Are you finding that these episodes typically happen later in the day as opposed to earlier in the morning?

Two Moons

by Two Moons on 12 October 2012 - 19:10

rob,
all dogs mature at different rates, some slower than others, some not.
I suspect he has reached a stage of maturity at this point and is marking territory and in a way attempting to defend it, learning to be an adult, no longer the puppy.

First, be very discreet and careful using an e-collar, please.

Second, I would place something he has marked outside in a place he may mark freely, and the next time this happens indoors immediately remove him from the house and place him at the spot where you have placed the marked object with a verbal correction.

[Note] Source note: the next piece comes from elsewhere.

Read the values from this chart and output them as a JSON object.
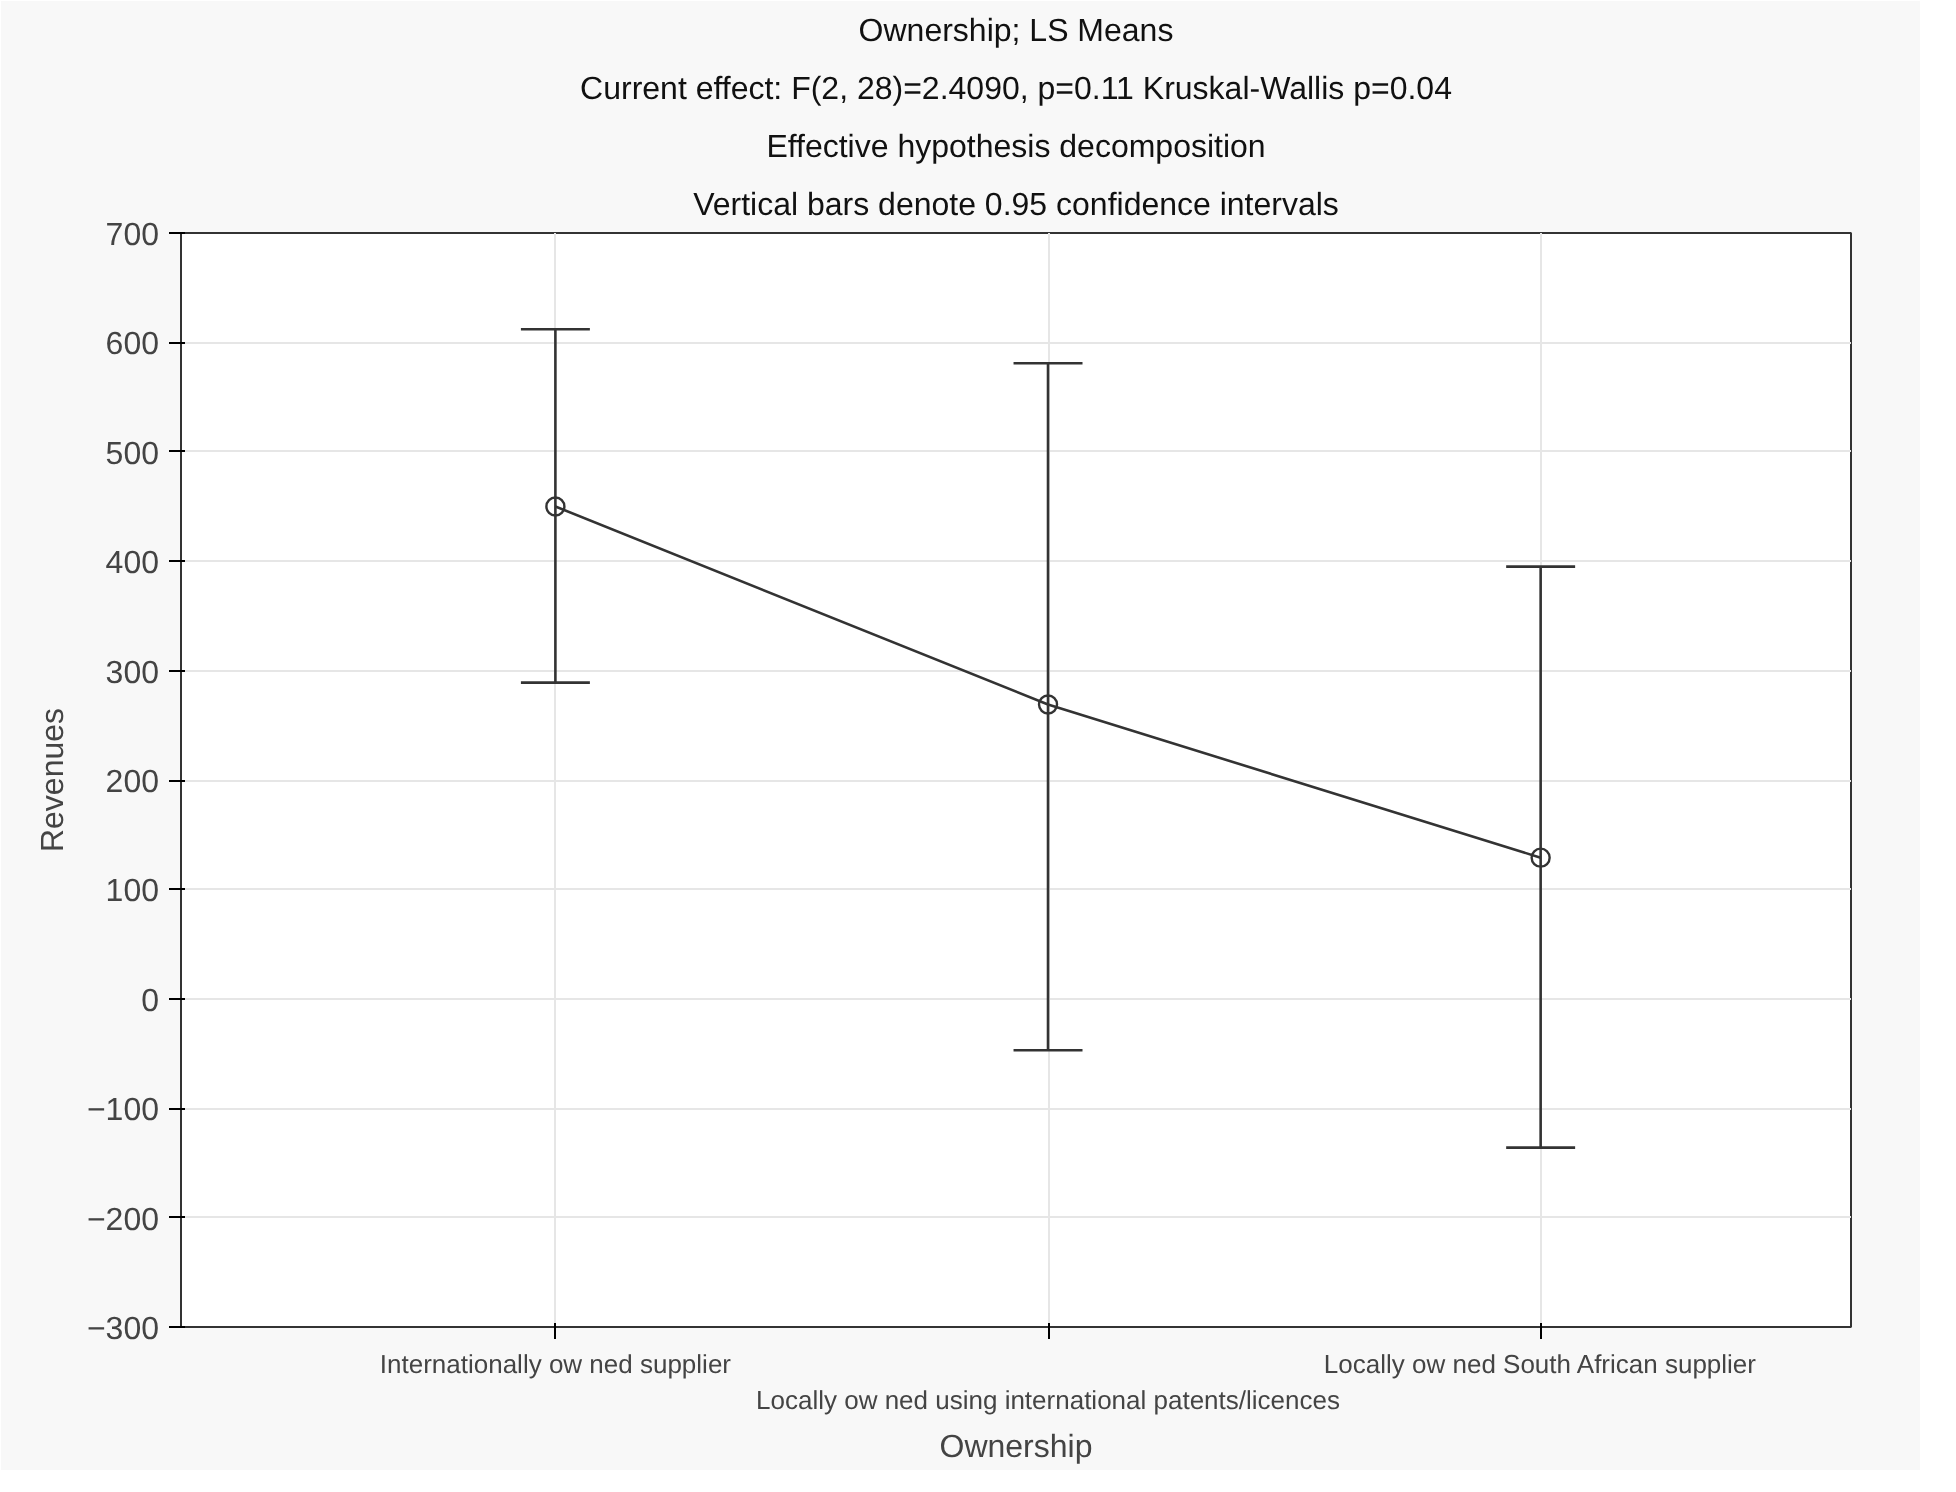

Leave him out long enough to make it clear this was not a reward.

You may think this odd, but if you mark his object and other spots around a parameter he will match your marks and learn, you will have expanded his territory and he will not feel like he's backed into a corner as may happen in the house.
This is in his nature and he should not be punished harshly for it, rather teach him that the house is not his specific territory with the marked object and a new range for him to claim.

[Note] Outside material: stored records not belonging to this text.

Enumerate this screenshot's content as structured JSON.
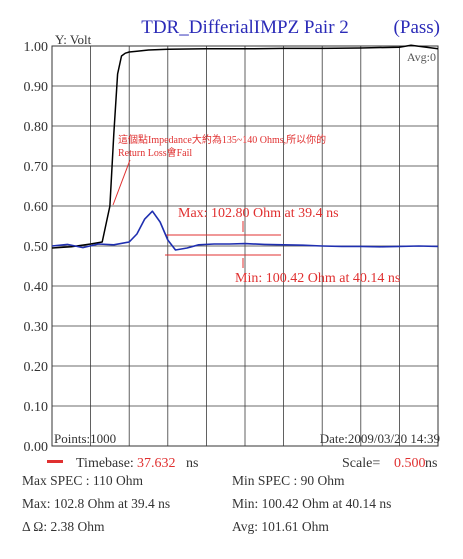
{
  "chart_data": {
    "type": "line",
    "title": "TDR_DifferialIMPZ Pair 2",
    "status": "(Pass)",
    "ylabel": "Y: Volt",
    "avg_label": "Avg:0",
    "ylim": [
      0,
      1
    ],
    "y_ticks": [
      "0.00",
      "0.10",
      "0.20",
      "0.30",
      "0.40",
      "0.50",
      "0.60",
      "0.70",
      "0.80",
      "0.90",
      "1.00"
    ],
    "xlim": [
      0,
      10
    ],
    "series": [
      {
        "color": "#000000",
        "x": [
          0,
          0.5,
          1.0,
          1.3,
          1.5,
          1.6,
          1.7,
          1.8,
          1.9,
          2.0,
          2.2,
          2.5,
          3.0,
          4.0,
          5.0,
          6.0,
          7.0,
          8.0,
          9.0,
          9.3,
          9.6,
          10.0
        ],
        "y": [
          0.495,
          0.498,
          0.505,
          0.51,
          0.6,
          0.78,
          0.93,
          0.975,
          0.982,
          0.985,
          0.987,
          0.99,
          0.992,
          0.993,
          0.993,
          0.994,
          0.994,
          0.995,
          0.997,
          1.002,
          0.998,
          0.993
        ]
      },
      {
        "color": "#1f2fb0",
        "x": [
          0,
          0.4,
          0.8,
          1.2,
          1.6,
          2.0,
          2.2,
          2.4,
          2.6,
          2.8,
          3.0,
          3.2,
          3.5,
          3.8,
          4.2,
          4.6,
          5.0,
          5.5,
          6.0,
          6.5,
          7.0,
          7.5,
          8.0,
          8.5,
          9.0,
          9.5,
          10.0
        ],
        "y": [
          0.5,
          0.504,
          0.496,
          0.505,
          0.503,
          0.51,
          0.53,
          0.567,
          0.587,
          0.56,
          0.515,
          0.49,
          0.495,
          0.503,
          0.505,
          0.505,
          0.506,
          0.504,
          0.503,
          0.502,
          0.5,
          0.499,
          0.499,
          0.498,
          0.499,
          0.5,
          0.499
        ]
      }
    ],
    "annotations": {
      "note_line1": "這個點Impedance大約為135~140 Ohms,所以你的",
      "note_line2": "Return Loss會Fail",
      "max_label": "Max: 102.80 Ohm at 39.4 ns",
      "min_label": "Min: 100.42 Ohm at 40.14 ns",
      "points": "Points:1000",
      "date": "Date:2009/03/20 14:39"
    },
    "timebase_label": "Timebase:",
    "timebase_value": "37.632",
    "timebase_unit": "ns",
    "scale_label": "Scale=",
    "scale_value": "0.500",
    "scale_unit": "ns",
    "colors": {
      "grid": "#3a3a3a",
      "curve_tdr": "#000000",
      "curve_impedance": "#1f2fb0",
      "annotation": "#e03030",
      "title": "#2b2bb8"
    }
  },
  "summary": {
    "max_spec": "Max SPEC : 110 Ohm",
    "min_spec": "Min SPEC : 90 Ohm",
    "max": "Max: 102.8 Ohm at 39.4 ns",
    "min": "Min: 100.42 Ohm at 40.14 ns",
    "delta": "Δ Ω: 2.38 Ohm",
    "avg": "Avg: 101.61 Ohm"
  }
}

I don't feel that his growling was a sign of aggression towards your wife at this point, this is new to him and he's trying to figure it out, your teaching him new territory and removal from the house should cure his marking indoors.
If possible leave him out over night to drive your point home, give him something substantial to think about.

Be consistant and promt if it continues to be a problem or risk confusing him with mixed signals.

Moons.


P.S.
Point of fact, if he growls again in a different situation you have a different problem to address.

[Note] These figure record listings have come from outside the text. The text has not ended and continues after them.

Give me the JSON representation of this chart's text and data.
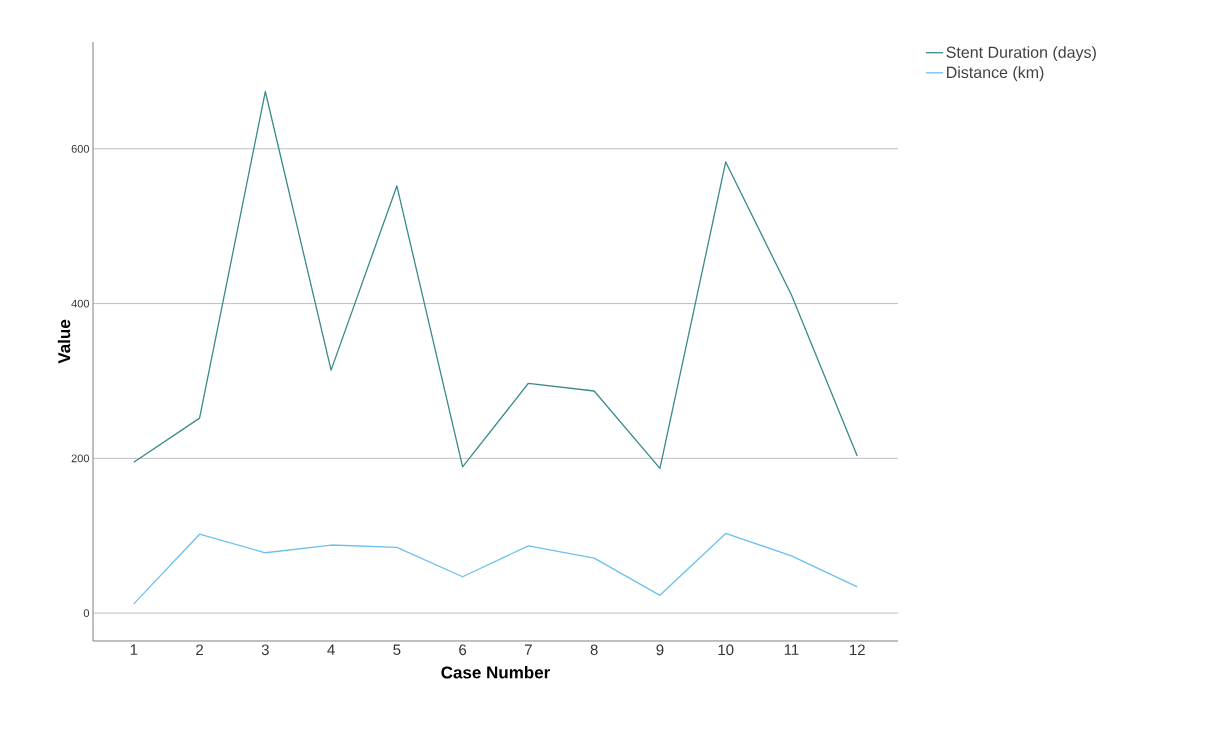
{
  "chart_data": {
    "type": "line",
    "xlabel": "Case Number",
    "ylabel": "Value",
    "categories": [
      "1",
      "2",
      "3",
      "4",
      "5",
      "6",
      "7",
      "8",
      "9",
      "10",
      "11",
      "12"
    ],
    "series": [
      {
        "name": "Stent Duration (days)",
        "color": "#3a8a8c",
        "values": [
          195,
          252,
          674,
          314,
          552,
          189,
          297,
          287,
          187,
          583,
          411,
          203
        ]
      },
      {
        "name": "Distance (km)",
        "color": "#6cc0f0",
        "values": [
          12,
          102,
          78,
          88,
          85,
          47,
          87,
          71,
          23,
          103,
          74,
          34
        ]
      }
    ],
    "ylim": [
      -36,
      738
    ],
    "yticks": [
      0,
      200,
      400,
      600
    ],
    "grid": "y",
    "legend": "top right",
    "marker": "none",
    "line_style": "solid"
  }
}
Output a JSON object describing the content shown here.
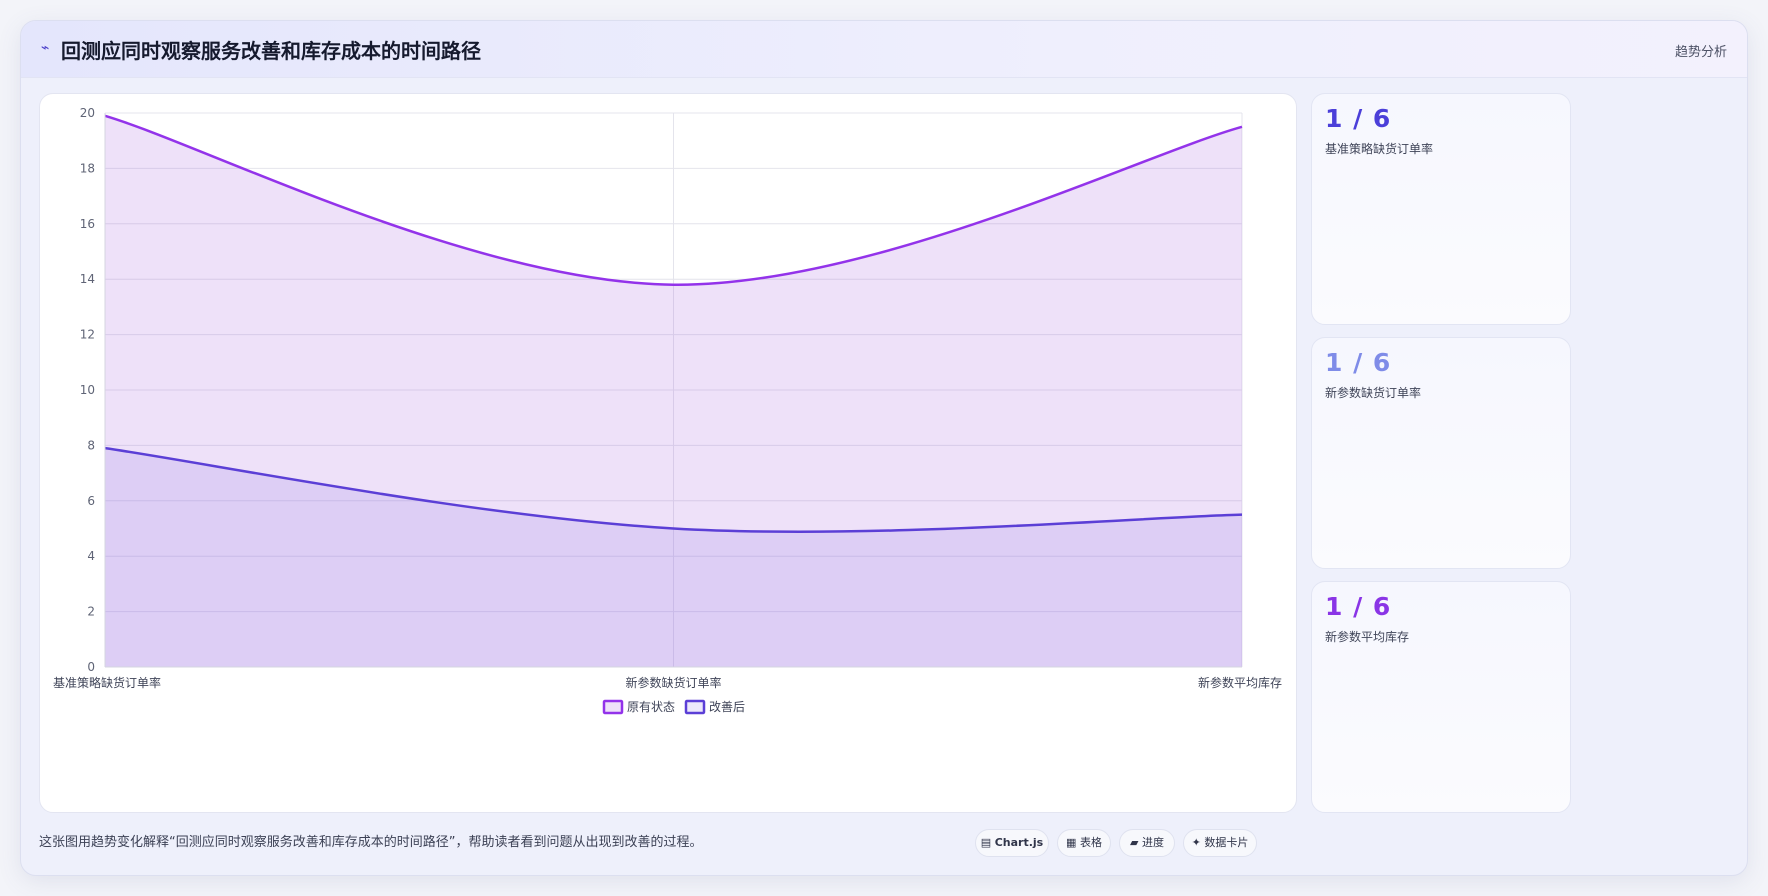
{
  "header": {
    "icon": "trend-icon",
    "title": "回测应同时观察服务改善和库存成本的时间路径",
    "tag": "趋势分析"
  },
  "chart_data": {
    "type": "area",
    "categories": [
      "基准策略缺货订单率",
      "新参数缺货订单率",
      "新参数平均库存"
    ],
    "series": [
      {
        "name": "原有状态",
        "values": [
          19.9,
          13.8,
          19.5
        ],
        "color": "#9333ea",
        "fill": "rgba(160, 90, 220, 0.18)"
      },
      {
        "name": "改善后",
        "values": [
          7.9,
          5.0,
          5.5
        ],
        "color": "#5b3fd6",
        "fill": "rgba(120, 90, 230, 0.14)"
      }
    ],
    "ylim": [
      0,
      20
    ],
    "yticks": [
      0,
      2,
      4,
      6,
      8,
      10,
      12,
      14,
      16,
      18,
      20
    ],
    "grid": true,
    "legend": "bottom"
  },
  "kpis": [
    {
      "value": "1 / 6",
      "label": "基准策略缺货订单率",
      "color": "#4b3fd9"
    },
    {
      "value": "1 / 6",
      "label": "新参数缺货订单率",
      "color": "#7f8ce8"
    },
    {
      "value": "1 / 6",
      "label": "新参数平均库存",
      "color": "#8a35e6"
    }
  ],
  "caption": "这张图用趋势变化解释“回测应同时观察服务改善和库存成本的时间路径”，帮助读者看到问题从出现到改善的过程。",
  "tools": [
    {
      "icon": "chart-icon",
      "label": "Chart.js"
    },
    {
      "icon": "table-icon",
      "label": "表格"
    },
    {
      "icon": "progress-icon",
      "label": "进度"
    },
    {
      "icon": "sparkle-icon",
      "label": "数据卡片"
    }
  ]
}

by rob juanez on 12 October 2012 - 21:10

Two Moons,
            Very interesting. I will follow yout advice as I think you make some good points. The marking is a natural behavior. Thanks for your input

Bhaugh

by Bhaugh on 13 October 2012 - 00:10


kitkat3478

by kitkat3478 on 13 October 2012 - 14:10

I know several will disagree with me, and without beating around any bush or sugar-coating the "resolve", IF that were my dog,that Ihave had since being a pup, about the time that dog challenged me with his hackles up, I would have grabbed onto him by the scruff of his neck and pulled him right to the ground and ask while he is down there,"are you freakin kidding me?" Yes, the dog is trying to declare dominance over the wife, and IF he is allowed to do so, he will.

Ctidmore

by Ctidmore on 13 October 2012 - 15:10

This maybe a REALLY dumb question but I am going to ask it anyway.  The wood that he was marking had it recently been brought into the house? Since he is a 50/50 inside outside dog it could have had some smell that needed correcting to be his territory.  Also sometimes things can hide in your wood piles, and I am just curious if there was something in the wood that had him upset and as you walked in he then dismissed it and was ready to be with you. As stated maybe dumb, but I have seen dogs go after wood piles because creatures small do hide in them. Not saying you don't have a problem but from the way you have described the dog he sounds well adjusted up to this incident. Just a thought.   

Keith Grossman

by Keith Grossman on 13 October 2012 - 16:10

Do that with a strong dog, kitkat, and you're going to get mauled.